Мама как бы оцепенела от ожидания. Прошло всего четыре месяца, как она несколько окрепла и смогла, пошатываясь, пройти километра три-четыре от Поспешевки до Крупца. Прошло всего каких-то два месяца с тех пор, когда, сидя у окна в хате, она говорила мне: «Ингочка, лезу, как собака», – и вытягивала из головы клок волос. В Рыльске волосы мягкие, как шелк, редкие, но уже пробиваются новые, темные. Позже, рассматривая фотографию того времени, мама удивлялась: «Ингочка, смотри, ни одного седого волоса, а тогда казалось – старуха». В Рыльске утихли чирьи, но мама была изможденная, и только широкая кость, прямая спина, широкие плечи не давали возможность понять, до чего же она худа. Лицо с углубившимися морщинами над переносицей, бледность, печать страданий на лице…
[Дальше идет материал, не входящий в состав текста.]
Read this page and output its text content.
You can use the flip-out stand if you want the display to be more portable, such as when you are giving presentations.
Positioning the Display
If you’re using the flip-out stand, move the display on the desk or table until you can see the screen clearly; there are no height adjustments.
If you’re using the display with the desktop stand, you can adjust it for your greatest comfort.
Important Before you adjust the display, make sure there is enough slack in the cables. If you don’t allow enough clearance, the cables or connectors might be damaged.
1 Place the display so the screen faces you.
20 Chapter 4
Отвыкла ли мама от папы? Не знаю. Наверное. Но я помню, что самое дорогое было – папина карточка, обрезанная по самую шею, папина гимнастерка, при немцах зашитая и теперь вытащенная из подушки. Мама продолжала любить, и ей, как и мне, не приходило в голову, что папа может не приехать за нами. Худенькая мама всю войну была как бы бесплотной. Но если в начале войны она то ходила с Таткой по полям, подбирая картошку, фасоль, то продавала что-то на базаре, после освобождения, мне кажется, вся ее сила уходила на ожидание письма от папы, на ожидание его приезда.
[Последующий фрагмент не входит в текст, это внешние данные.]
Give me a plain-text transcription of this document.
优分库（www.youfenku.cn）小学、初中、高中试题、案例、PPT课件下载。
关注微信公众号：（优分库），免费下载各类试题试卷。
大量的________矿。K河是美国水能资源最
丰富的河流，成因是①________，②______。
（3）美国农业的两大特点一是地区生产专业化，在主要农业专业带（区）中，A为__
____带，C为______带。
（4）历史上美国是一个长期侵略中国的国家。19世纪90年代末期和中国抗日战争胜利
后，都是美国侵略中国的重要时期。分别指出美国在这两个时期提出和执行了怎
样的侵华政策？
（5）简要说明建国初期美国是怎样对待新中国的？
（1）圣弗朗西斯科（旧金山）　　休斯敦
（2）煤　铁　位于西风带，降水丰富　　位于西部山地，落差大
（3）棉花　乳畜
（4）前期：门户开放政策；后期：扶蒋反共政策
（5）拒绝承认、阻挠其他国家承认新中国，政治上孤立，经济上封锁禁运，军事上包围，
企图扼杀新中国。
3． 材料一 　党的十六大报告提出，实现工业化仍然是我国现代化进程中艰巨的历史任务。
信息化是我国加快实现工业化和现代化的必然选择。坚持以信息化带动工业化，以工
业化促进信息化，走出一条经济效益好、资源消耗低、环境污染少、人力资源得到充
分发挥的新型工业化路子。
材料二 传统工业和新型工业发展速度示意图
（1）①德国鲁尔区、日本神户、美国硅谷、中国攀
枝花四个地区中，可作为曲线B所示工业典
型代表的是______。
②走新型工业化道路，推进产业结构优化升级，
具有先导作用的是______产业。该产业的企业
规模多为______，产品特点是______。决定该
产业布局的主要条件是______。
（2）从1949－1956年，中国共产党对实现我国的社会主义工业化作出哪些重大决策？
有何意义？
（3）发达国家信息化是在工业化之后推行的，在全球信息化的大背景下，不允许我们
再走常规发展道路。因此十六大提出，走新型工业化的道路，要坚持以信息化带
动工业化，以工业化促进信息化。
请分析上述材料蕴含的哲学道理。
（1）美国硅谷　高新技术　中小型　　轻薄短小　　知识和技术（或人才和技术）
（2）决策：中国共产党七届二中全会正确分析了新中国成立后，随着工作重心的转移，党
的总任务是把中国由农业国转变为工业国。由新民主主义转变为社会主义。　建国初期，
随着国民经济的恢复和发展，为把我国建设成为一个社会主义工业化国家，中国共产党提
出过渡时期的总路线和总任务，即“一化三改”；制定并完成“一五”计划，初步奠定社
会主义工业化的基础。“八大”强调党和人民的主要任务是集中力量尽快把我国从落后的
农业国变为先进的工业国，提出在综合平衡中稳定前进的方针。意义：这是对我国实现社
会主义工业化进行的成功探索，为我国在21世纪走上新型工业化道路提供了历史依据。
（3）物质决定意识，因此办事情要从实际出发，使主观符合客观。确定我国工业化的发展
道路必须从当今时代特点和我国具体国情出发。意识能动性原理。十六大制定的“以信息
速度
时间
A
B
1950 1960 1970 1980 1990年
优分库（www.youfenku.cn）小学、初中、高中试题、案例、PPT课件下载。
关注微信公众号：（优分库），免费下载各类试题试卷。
Мама не плакала. Потерянная, она часто сидела на тахте, а может на кровати, и читала, перечитывала папины письма. Они не были похожи ни на те, что папа писал из Ленинграда, после выхода из тюрьмы, ни на те, что папа писал в начале войны. Они были чужими.
Тогда мне даже в голову не могло прийти, что папа не приедет за нами. А сейчас я считаю – с марта 38-го года, когда папа был арестован, по март 44-го, когда папа приехал за нами в Рыльск, родители прожили вместе всего один год – с конца марта 40-го до мая 41-го. Один год за шесть лет!
Беспокойство, обида, ревность и злость изводили маму. Конечно, письма читала и тетя Леля, может, и бабушка. И у всех, у мамы, наверное, тоже, возникало предположение – а нет ли у Здравко другой женщины? Тогда у нас в семье появилось новое слово – ППЖ: полевая походная жена, обидно звучащее, несправедливое, но сложившееся в утешение оставленным и брошенным.